The UK Centre for Ecology & Hydrology (UKCEH) delivers far‑reaching economic, environmental, and societal benefits across the UK, according to a new independent assessment by London Economics.
Commissioned in September 2025 and published today, the study examines the economic impact of UKCEH’s activities during 2024, a representative year that reflects the organisation’s typical annual contribution.

The analysis estimates that UKCEH generated at least £440 million in economic and social value in 2024. This equates to £6.80 of value for every £1 of public funding. These figures are conservative, as only a subset of UKCEH’s activities were assessed in detail.
The findings highlight UKCEH’s role as a cornerstone of the UK’s environmental research infrastructure, demonstrating how world‑leading science and trusted data translate into economic value and growth, improved decision‑making and enhanced environmental resilience.
UKCEH is a leading independent research institute specialising in integrated environmental science across land, water, and air. Its work spans:
- National and other large-scale monitoring networks
- Advanced environmental modelling
- Research, advice and solutions for governments, academia and industry
- Training and supervision of postgraduate researchers
UKCEH Chief Executive Dr Stuart Wainwright said, “UKCEH science provides a critical foundation for our ability to understand environmental changes and what to do about them helping to provide resilience to the world’s emerging challenges.

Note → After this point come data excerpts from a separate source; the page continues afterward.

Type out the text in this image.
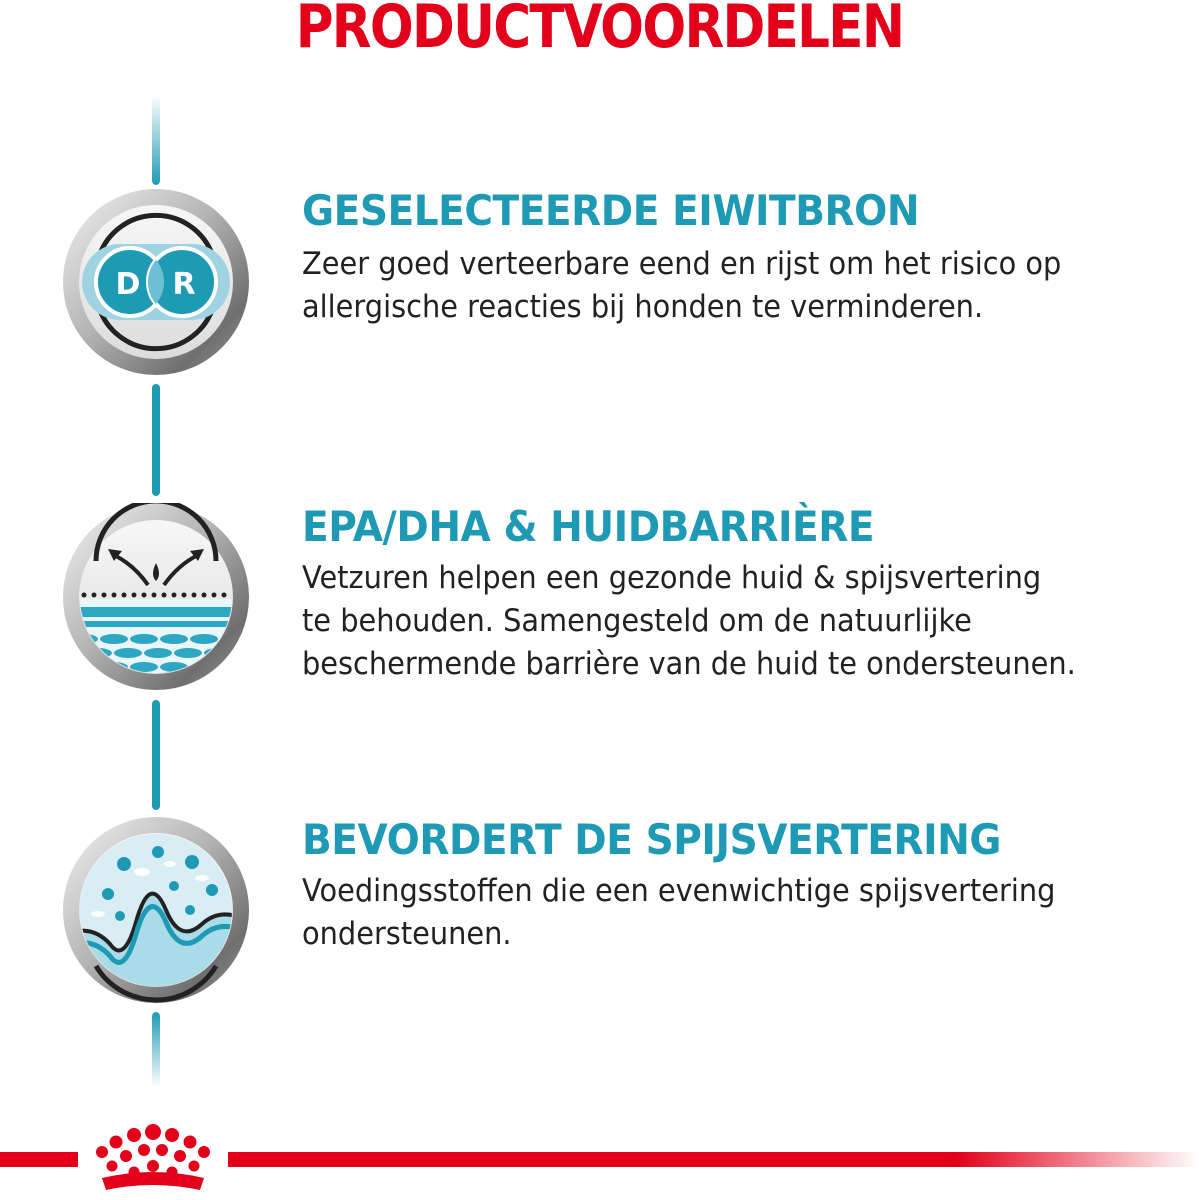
PRODUCTVOORDELEN
D R
GESELECTEERDE EIWITBRON

Zeer goed verteerbare eend en rijst om het risico op

allergische reacties bij honden te verminderen.

EPA/DHA & HUIDBARRIÈRE

Vetzuren helpen een gezonde huid & spijsvertering

te behouden. Samengesteld om de natuurlijke

beschermende barrière van de huid te ondersteunen.

BEVORDERT DE SPIJSVERTERING

Voedingsstoffen die een evenwichtige spijsvertering

ondersteunen.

“The London Economics report highlights the economic value of our science and how it strengthens resilience across food, water, biodiversity and climate, enabling decisions that drives economic efficiency, growth and innovation. As environmental pressures intensify, trusted scientific evidence becomes ever more critical, and UKCEH will remain at the forefront of delivering it.”

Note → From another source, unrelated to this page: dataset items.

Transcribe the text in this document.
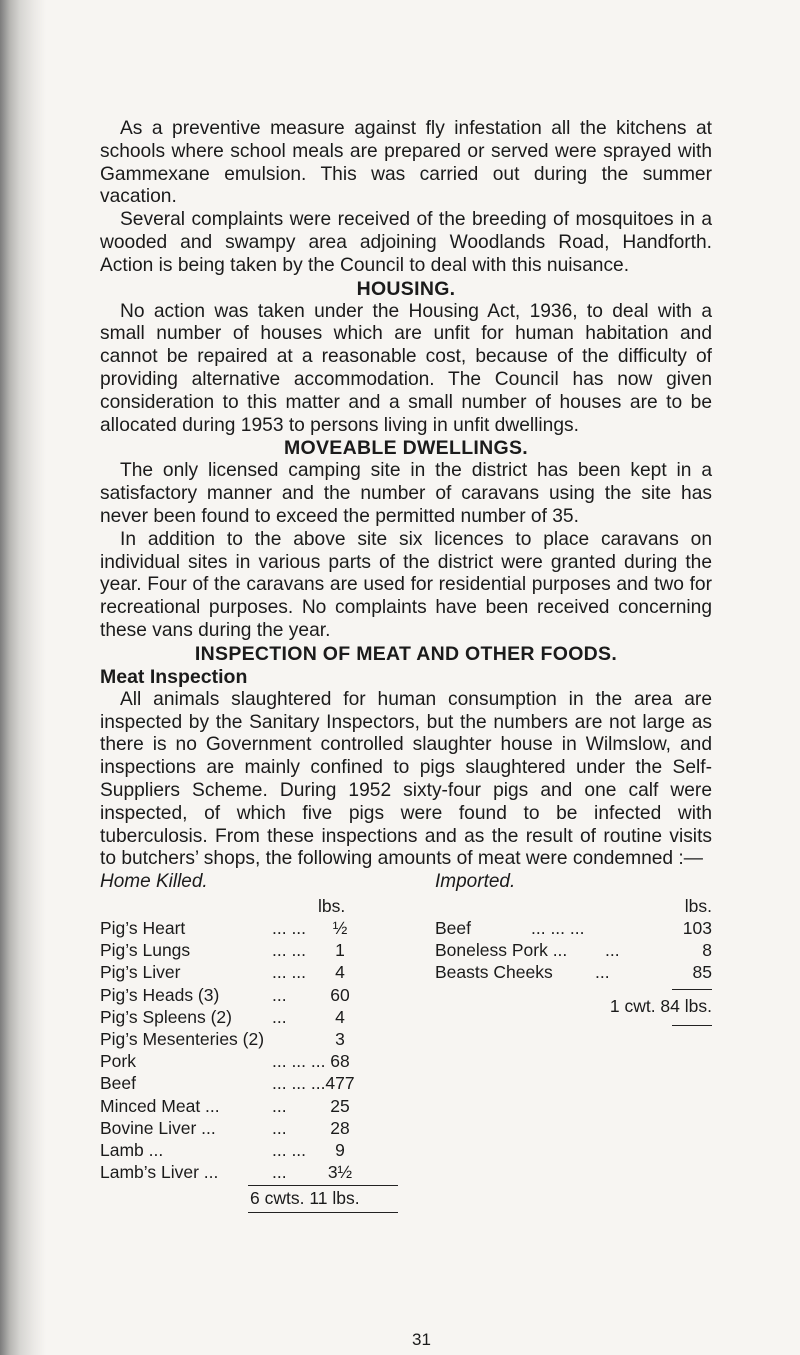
As a preventive measure against fly infestation all the kitchens at schools where school meals are prepared or served were sprayed with Gammexane emulsion. This was carried out during the summer vacation.

Several complaints were received of the breeding of mosquitoes in a wooded and swampy area adjoining Woodlands Road, Handforth. Action is being taken by the Council to deal with this nuisance.

HOUSING.

No action was taken under the Housing Act, 1936, to deal with a small number of houses which are unfit for human habitation and cannot be repaired at a reasonable cost, because of the difficulty of providing alternative accommodation. The Council has now given consideration to this matter and a small number of houses are to be allocated during 1953 to persons living in unfit dwellings.

MOVEABLE DWELLINGS.

The only licensed camping site in the district has been kept in a satisfactory manner and the number of caravans using the site has never been found to exceed the permitted number of 35.

In addition to the above site six licences to place caravans on individual sites in various parts of the district were granted during the year. Four of the caravans are used for residential purposes and two for recreational purposes. No complaints have been received concerning these vans during the year.

INSPECTION OF MEAT AND OTHER FOODS.
Meat Inspection

All animals slaughtered for human consumption in the area are inspected by the Sanitary Inspectors, but the numbers are not large as there is no Government controlled slaughter house in Wilmslow, and inspections are mainly confined to pigs slaughtered under the Self-Suppliers Scheme. During 1952 sixty-four pigs and one calf were inspected, of which five pigs were found to be infected with tuberculosis. From these inspections and as the result of routine visits to butchers’ shops, the following amounts of meat were condemned :—

Home Killed.
lbs.
Pig’s Heart	... ...	½
Pig’s Lungs	... ...	1
Pig’s Liver	... ...	4
Pig’s Heads (3)	...	60
Pig’s Spleens (2) ...	4
Pig’s Mesenteries (2)	3
Pork	... ... ... 68
Beef	... ... ... 477
Minced Meat ...	...	25
Bovine Liver ...	...	28
Lamb ...	... ...	9
Lamb’s Liver ...	...	3½
6 cwts. 11 lbs.
Imported.
lbs.
Beef	... ... ...	103
Boneless Pork ... ...	8
Beasts Cheeks ...	85
1 cwt. 84 lbs.
31
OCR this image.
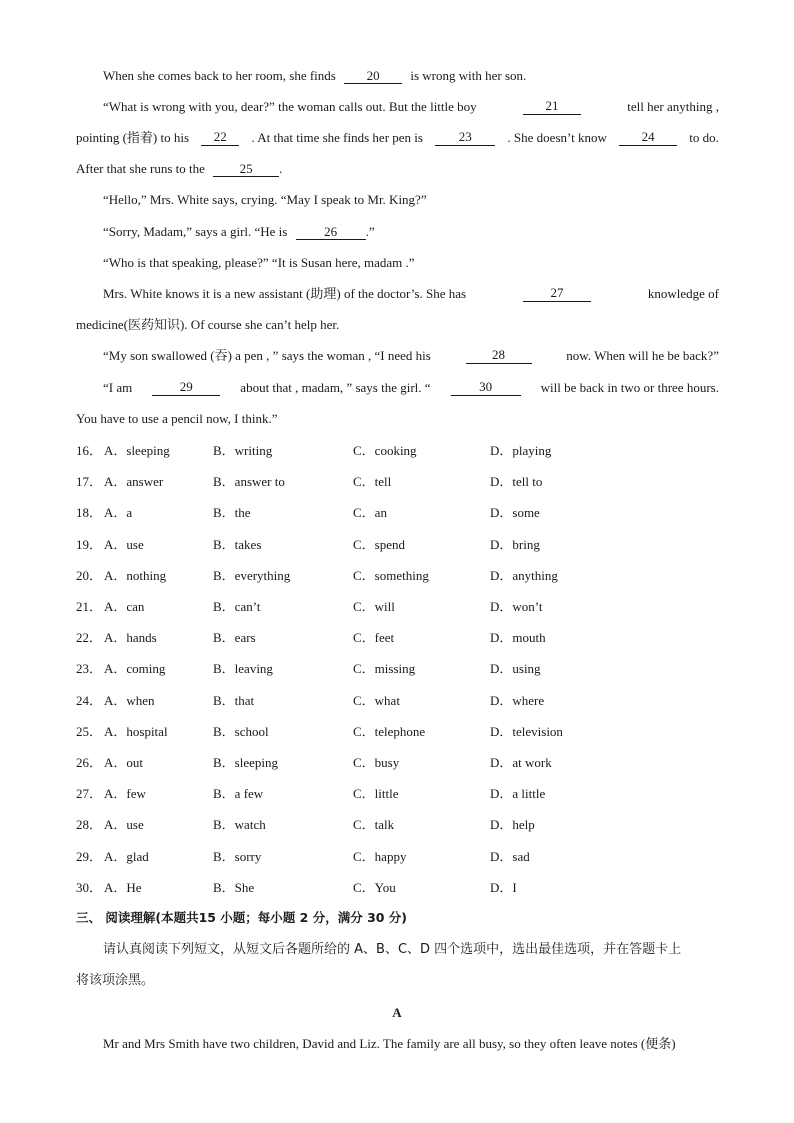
When she comes back to her room, she finds 20 is wrong with her son.
“What is wrong with you, dear?” the woman calls out. But the little boy	21	tell her anything ,
pointing (指着) to his	22	. At that time she finds her pen is	23	. She doesn’t know	24	to do.
After that she runs to the	25 .
“Hello,” Mrs. White says, crying. “May I speak to Mr. King?”
“Sorry, Madam,” says a girl. “He is	26 .”
“Who is that speaking, please?” “It is Susan here, madam .”
Mrs. White knows it is a new assistant (助理) of the doctor’s. She has	27	knowledge of
medicine(医药知识). Of course she can’t help her.
“My son swallowed (吞) a pen , ” says the woman , “I need his	28	now. When will he be back?”
“I am	29	about that , madam, ” says the girl. “	30	will be back in two or three hours.
You have to use a pencil now, I think.”
16． A．sleeping	B．writing	C．cooking	D．playing
17． A．answer	B．answer to	C．tell	D．tell to
18． A．a	B．the	C．an	D．some
19． A．use	B．takes	C．spend	D．bring
20． A．nothing	B．everything	C．something	D．anything
21． A．can	B．can’t	C．will	D．won’t
22． A．hands	B．ears	C．feet	D．mouth
23． A．coming	B．leaving	C．missing	D．using
24． A．when	B．that	C．what	D．where
25． A．hospital	B．school	C．telephone	D．television
26． A．out	B．sleeping	C．busy	D．at work
27． A．few	B．a few	C．little	D．a little
28． A．use	B．watch	C．talk	D．help
29． A．glad	B．sorry	C．happy	D．sad
30． A．He	B．She	C．You	D．I
三、 阅读理解(本题共15 小题；每小题 2 分，满分 30 分)
请认真阅读下列短文，从短文后各题所给的 A、B、C、D 四个选项中，选出最佳选项，并在答题卡上
将该项涂黑。
A
Mr and Mrs Smith have two children, David and Liz. The family are all busy, so they often leave notes (便条)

How the analysis was conducted
To capture the breadth of UKCEH’s impacts, London Economics used a hybrid approach combining:
- Institutional‑level analysis, assessing economic activity generated through UKCEH’s spending, employment, and research productivity spillovers across its sites in Wallingford, Lancaster, Edinburgh, and Bangor. UKCEH’s international research partnerships further strengthen the UK’s global scientific leadership, ensuring UK‑funded environmental research remains influential on the world stage.

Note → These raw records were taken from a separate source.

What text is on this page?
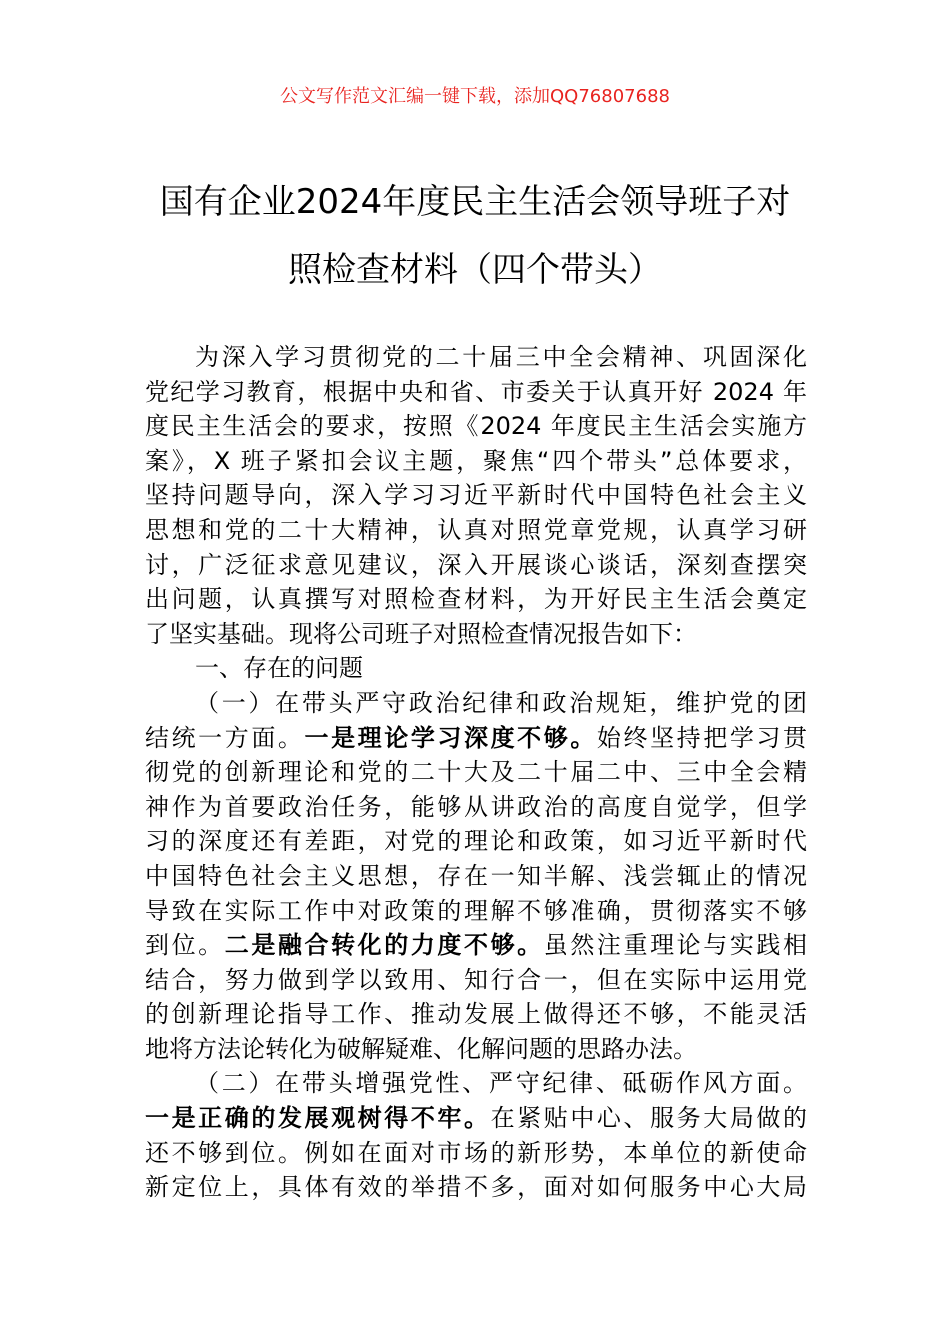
公文写作范文汇编一键下载，添加QQ76807688
国有企业2024年度民主生活会领导班子对
照检查材料（四个带头）
为深入学习贯彻党的二十届三中全会精神、巩固深化
党纪学习教育，根据中央和省、市委关于认真开好 2024 年
度民主生活会的要求，按照《2024 年度民主生活会实施方
案》，X 班子紧扣会议主题，聚焦“四个带头”总体要求，
坚持问题导向，深入学习习近平新时代中国特色社会主义
思想和党的二十大精神，认真对照党章党规，认真学习研
讨，广泛征求意见建议，深入开展谈心谈话，深刻查摆突
出问题，认真撰写对照检查材料，为开好民主生活会奠定
了坚实基础。现将公司班子对照检查情况报告如下：
一、存在的问题
（一）在带头严守政治纪律和政治规矩，维护党的团
结统一方面。一是理论学习深度不够。始终坚持把学习贯
彻党的创新理论和党的二十大及二十届二中、三中全会精
神作为首要政治任务，能够从讲政治的高度自觉学，但学
习的深度还有差距，对党的理论和政策，如习近平新时代
中国特色社会主义思想，存在一知半解、浅尝辄止的情况
导致在实际工作中对政策的理解不够准确，贯彻落实不够
到位。二是融合转化的力度不够。虽然注重理论与实践相
结合，努力做到学以致用、知行合一，但在实际中运用党
的创新理论指导工作、推动发展上做得还不够，不能灵活
地将方法论转化为破解疑难、化解问题的思路办法。
（二）在带头增强党性、严守纪律、砥砺作风方面。
一是正确的发展观树得不牢。在紧贴中心、服务大局做的
还不够到位。例如在面对市场的新形势，本单位的新使命
新定位上，具体有效的举措不多，面对如何服务中心大局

- Detailed case studies, exploring selected impact pathways in depth and illustrating how UKCEH science delivers tangible economic value.
- Land Cover Maps
Nationally consistent land cover data used by government, industry, and academia. Economic value arises from avoided survey costs, reduced analytical effort and more efficient environmental planning. - Cumbrian Lakes Monitoring Platform
Long‑term evidence for key Lake District lakes, including Windermere. The analysis estimates the value of avoiding ecological deterioration — protecting recreation, tourism, cultural heritage, and environmental quality. - Environmental Change Network
The UK’s longest‑running ecosystem monitoring programme. Using the FREEDOM‑BCCR programme as an illustrative example, the study shows how long‑term monitoring of dissolved organic matter supports better water treatment decisions, reducing operational and capital costs.